Results. In the control of aerobic (4 hours) and anaerobic (8 hours) the conditions of growth at a temperature of 37 C, registered education lawn. In aerobic conditions in the experimental Cup №3 contains (gentamicin, metronidazole) growth was absent throughout the observation. In anaerobic conditions in 8 hours in the experimental Cup # 3A (contains gentamicin, metronidazole) growth was absent. Microbial growth registered in the cups №№1, 1a, 2 and 2A. The obtained data testify to the effectiveness of a mixture of powder and metronidazole and the presence of stable clones using drugs separately.
Thus, the proposed method unlike the prototype allows to evaluate the sensitivity to a mixture of antimicrobials.
Example 6. Express determination of sensitivity fungi, plant disease (mildew) antifungal medications.
Study material: wash izotoniceski solution of sodium chloride from the affected areas of the leaf, showing signs of growth of fungi.
Results. After 8 hours of cultivation registered the growth in the control hole and the hole where agar contained medication nystatin. In the coated well with growth was absent. Mold has proved resilient to the drug nystatin. This does not require the identification of a particular pathogen and the allocation of pure culture. The answer for the choice of antifungal drug was obtained after 8 hours.

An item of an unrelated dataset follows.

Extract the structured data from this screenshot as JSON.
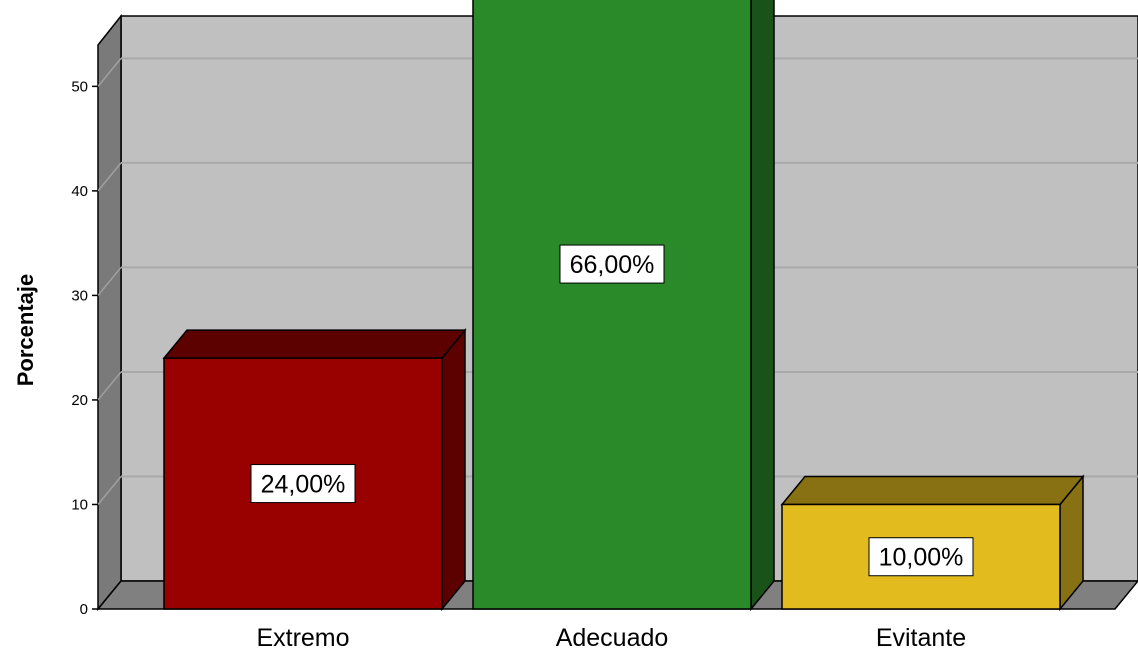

1. Method of determining the sensitivity of microorganisms to antimicrobial substances, including fence biological material, incubation contained in the micro-organisms in nutrient environment, introduction into the medium investigated antimicrobial substance with the subsequent estimation of the, notable for cultivation of microorganisms use dense rich medium, an antimicrobial substance is injected into the medium before the beginning of the cultivation of microorganisms in concentrations close to the maximum achievable in the place of collection of biological material, as well as exercise control sowing of microorganisms in the nutrient medium does not contain an antimicrobial substance, with an assessment of the sensitivity of microorganisms to antimicrobial substance exercise after the appearance of the visible growth of microorganisms in the control sowing.

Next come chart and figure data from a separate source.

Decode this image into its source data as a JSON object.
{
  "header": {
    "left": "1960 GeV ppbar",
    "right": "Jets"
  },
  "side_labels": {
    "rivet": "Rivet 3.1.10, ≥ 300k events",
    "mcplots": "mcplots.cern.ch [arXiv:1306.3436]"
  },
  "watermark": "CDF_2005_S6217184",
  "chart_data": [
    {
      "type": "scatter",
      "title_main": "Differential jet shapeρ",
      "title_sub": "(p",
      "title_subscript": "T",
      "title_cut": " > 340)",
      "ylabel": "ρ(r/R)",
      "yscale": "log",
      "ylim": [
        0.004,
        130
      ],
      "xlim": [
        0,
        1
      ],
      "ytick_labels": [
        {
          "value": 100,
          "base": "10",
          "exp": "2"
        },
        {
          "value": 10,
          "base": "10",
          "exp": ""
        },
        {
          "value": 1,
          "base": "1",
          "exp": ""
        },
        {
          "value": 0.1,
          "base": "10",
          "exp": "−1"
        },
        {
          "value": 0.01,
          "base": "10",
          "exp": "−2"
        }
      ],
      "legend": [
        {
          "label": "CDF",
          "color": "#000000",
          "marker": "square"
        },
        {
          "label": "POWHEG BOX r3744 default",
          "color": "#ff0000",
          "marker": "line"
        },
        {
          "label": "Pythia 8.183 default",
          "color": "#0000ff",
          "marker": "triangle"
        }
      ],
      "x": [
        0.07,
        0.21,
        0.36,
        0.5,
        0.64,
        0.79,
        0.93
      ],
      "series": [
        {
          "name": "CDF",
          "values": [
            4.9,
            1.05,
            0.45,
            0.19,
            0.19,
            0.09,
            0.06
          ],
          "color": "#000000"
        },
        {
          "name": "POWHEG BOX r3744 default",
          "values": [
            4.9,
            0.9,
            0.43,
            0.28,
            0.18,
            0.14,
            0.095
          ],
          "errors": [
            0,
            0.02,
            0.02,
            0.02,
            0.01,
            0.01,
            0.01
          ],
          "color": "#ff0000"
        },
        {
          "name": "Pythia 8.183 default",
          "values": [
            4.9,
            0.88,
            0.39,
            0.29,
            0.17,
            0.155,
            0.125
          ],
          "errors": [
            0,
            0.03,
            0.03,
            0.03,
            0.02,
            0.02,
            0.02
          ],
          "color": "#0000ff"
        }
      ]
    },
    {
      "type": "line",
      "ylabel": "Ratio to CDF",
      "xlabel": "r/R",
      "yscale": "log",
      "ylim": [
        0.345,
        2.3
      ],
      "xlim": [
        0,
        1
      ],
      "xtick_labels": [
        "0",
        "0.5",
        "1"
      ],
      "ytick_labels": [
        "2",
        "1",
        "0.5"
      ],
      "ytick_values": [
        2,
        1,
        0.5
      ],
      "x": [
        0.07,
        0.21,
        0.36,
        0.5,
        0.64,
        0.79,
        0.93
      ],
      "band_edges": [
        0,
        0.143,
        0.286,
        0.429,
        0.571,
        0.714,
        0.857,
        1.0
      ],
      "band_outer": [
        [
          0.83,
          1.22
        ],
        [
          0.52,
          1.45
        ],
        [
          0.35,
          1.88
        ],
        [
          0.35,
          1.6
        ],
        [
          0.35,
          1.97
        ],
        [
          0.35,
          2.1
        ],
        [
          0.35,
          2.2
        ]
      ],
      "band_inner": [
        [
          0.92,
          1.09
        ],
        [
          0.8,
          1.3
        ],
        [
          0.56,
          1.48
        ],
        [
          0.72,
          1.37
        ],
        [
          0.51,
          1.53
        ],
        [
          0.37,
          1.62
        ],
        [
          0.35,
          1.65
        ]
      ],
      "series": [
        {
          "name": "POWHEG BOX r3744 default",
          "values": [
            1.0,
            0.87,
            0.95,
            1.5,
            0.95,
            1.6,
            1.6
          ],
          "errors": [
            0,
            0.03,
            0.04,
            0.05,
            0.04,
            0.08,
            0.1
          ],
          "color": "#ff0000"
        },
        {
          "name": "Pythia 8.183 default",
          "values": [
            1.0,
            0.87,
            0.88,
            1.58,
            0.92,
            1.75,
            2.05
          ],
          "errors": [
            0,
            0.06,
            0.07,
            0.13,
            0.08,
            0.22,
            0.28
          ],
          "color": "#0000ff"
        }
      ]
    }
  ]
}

2. The method according to claim 1, characterized in that as dense nutrient rich environment for the incubation of bacteria use environment agar or environment Colombia agar, and for incubation mushrooms use environment Saburo.

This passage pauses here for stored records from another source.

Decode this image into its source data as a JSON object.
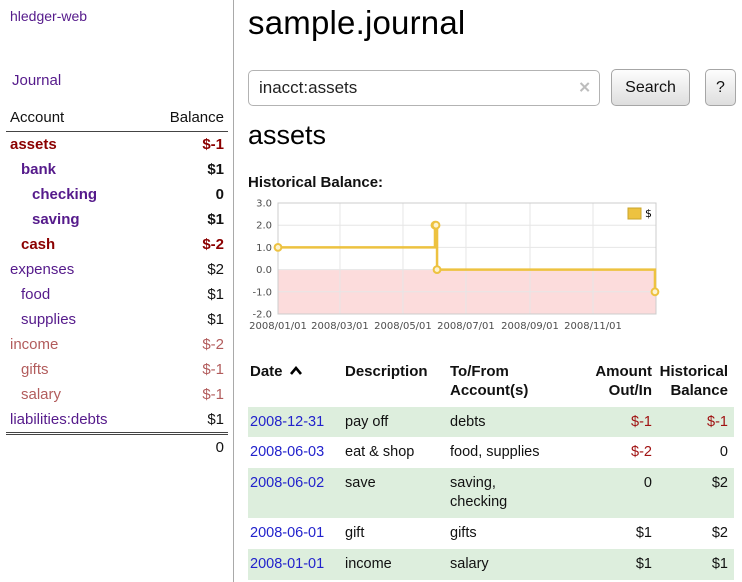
{
  "app": {
    "title": "hledger-web"
  },
  "colors": {
    "link_purple": "#551a8b",
    "date_blue": "#2222cc",
    "negative_dark_red": "#8b0000",
    "negative_light_red": "#b25c5c",
    "row_shade_green": "#ddeedd",
    "chart_line_gold": "#edc240",
    "negative_region_pink": "#fcdcdc"
  },
  "sidebar": {
    "journal_link": "Journal",
    "accounts": {
      "header_account": "Account",
      "header_balance": "Balance",
      "rows": [
        {
          "name": "assets",
          "balance": "$-1",
          "depth": 1,
          "bold": true,
          "negative": true
        },
        {
          "name": "bank",
          "balance": "$1",
          "depth": 2,
          "bold": true,
          "negative": false
        },
        {
          "name": "checking",
          "balance": "0",
          "depth": 3,
          "bold": true,
          "negative": false
        },
        {
          "name": "saving",
          "balance": "$1",
          "depth": 3,
          "bold": true,
          "negative": false
        },
        {
          "name": "cash",
          "balance": "$-2",
          "depth": 2,
          "bold": true,
          "negative": true
        },
        {
          "name": "expenses",
          "balance": "$2",
          "depth": 1,
          "bold": false,
          "negative": false
        },
        {
          "name": "food",
          "balance": "$1",
          "depth": 2,
          "bold": false,
          "negative": false
        },
        {
          "name": "supplies",
          "balance": "$1",
          "depth": 2,
          "bold": false,
          "negative": false
        },
        {
          "name": "income",
          "balance": "$-2",
          "depth": 1,
          "bold": false,
          "negative": true
        },
        {
          "name": "gifts",
          "balance": "$-1",
          "depth": 2,
          "bold": false,
          "negative": true
        },
        {
          "name": "salary",
          "balance": "$-1",
          "depth": 2,
          "bold": false,
          "negative": true
        },
        {
          "name": "liabilities:debts",
          "balance": "$1",
          "depth": 1,
          "bold": false,
          "negative": false
        }
      ],
      "total": "0"
    }
  },
  "main": {
    "title": "sample.journal",
    "search": {
      "value": "inacct:assets",
      "clear_glyph": "✕",
      "button_label": "Search",
      "help_label": "?"
    },
    "account_heading": "assets",
    "chart_title": "Historical Balance:",
    "register": {
      "headers": {
        "date": "Date",
        "description": "Description",
        "account_line1": "To/From",
        "account_line2": "Account(s)",
        "amount_line1": "Amount",
        "amount_line2": "Out/In",
        "balance_line1": "Historical",
        "balance_line2": "Balance"
      },
      "rows": [
        {
          "date": "2008-12-31",
          "description": "pay off",
          "accounts": [
            "debts"
          ],
          "amount": "$-1",
          "amount_negative": true,
          "balance": "$-1",
          "balance_negative": true,
          "shaded": true
        },
        {
          "date": "2008-06-03",
          "description": "eat & shop",
          "accounts": [
            "food, supplies"
          ],
          "amount": "$-2",
          "amount_negative": true,
          "balance": "0",
          "balance_negative": false,
          "shaded": false
        },
        {
          "date": "2008-06-02",
          "description": "save",
          "accounts": [
            "saving,",
            "checking"
          ],
          "amount": "0",
          "amount_negative": false,
          "balance": "$2",
          "balance_negative": false,
          "shaded": true
        },
        {
          "date": "2008-06-01",
          "description": "gift",
          "accounts": [
            "gifts"
          ],
          "amount": "$1",
          "amount_negative": false,
          "balance": "$2",
          "balance_negative": false,
          "shaded": false
        },
        {
          "date": "2008-01-01",
          "description": "income",
          "accounts": [
            "salary"
          ],
          "amount": "$1",
          "amount_negative": false,
          "balance": "$1",
          "balance_negative": false,
          "shaded": true
        }
      ]
    }
  },
  "chart_data": {
    "type": "line",
    "title": "Historical Balance",
    "step": true,
    "legend": [
      {
        "label": "$",
        "color": "#edc240"
      }
    ],
    "legend_position": "top-right",
    "grid": true,
    "ylim": [
      -2.0,
      3.0
    ],
    "y_ticks": [
      3.0,
      2.0,
      1.0,
      0.0,
      -1.0,
      -2.0
    ],
    "x_ticks": [
      "2008/01/01",
      "2008/03/01",
      "2008/05/01",
      "2008/07/01",
      "2008/09/01",
      "2008/11/01"
    ],
    "x_range": [
      "2008-01-01",
      "2009-01-01"
    ],
    "series": [
      {
        "name": "$",
        "points": [
          {
            "x": "2008-01-01",
            "y": 1
          },
          {
            "x": "2008-06-01",
            "y": 2
          },
          {
            "x": "2008-06-02",
            "y": 2
          },
          {
            "x": "2008-06-03",
            "y": 0
          },
          {
            "x": "2008-12-31",
            "y": -1
          }
        ]
      }
    ],
    "negative_region": {
      "from": 0,
      "to": -2,
      "color": "#fcdcdc"
    },
    "colors": {
      "line": "#edc240",
      "grid": "#e6e6e6",
      "border": "#cccccc"
    }
  }
}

3. The method of claim 2, characterized in that the nutrition medium add the serum of human or animal and/or red blood cells.
4. The method of claim 2, characterized in that the nutrition medium contains vitamins and/or amino acids and/or supplements.
5. The method according to claim 1, characterized in that the nutrient medium additionally contains micro-organisms, contributing by co-cultivation growth of the test organism.
6. The method according to claim 1, characterized in that the nutrition medium for incubation mushrooms add anti-bacterial preparations.
7. The method according to claim 1, characterized in that the nutrition medium for the incubation of bacteria add antifungal drugs.
8. The method according to claim 1, characterized in that the incubation of microorganisms carried out in aerobic conditions.
9. The method according to claim 1, characterized in that the incubation of microorganisms carried out in anaerobic conditions.
10. The method according to claim 1, characterized in that the incubation carried out in the presence of one or more antimicrobial compounds.
11. The method according to claim 1, characterized in that the nutrition medium is placed in a Petri dish.
12. The method according to claim 1, characterized in that the nutrition medium is placed on a tablet of paper or plastic.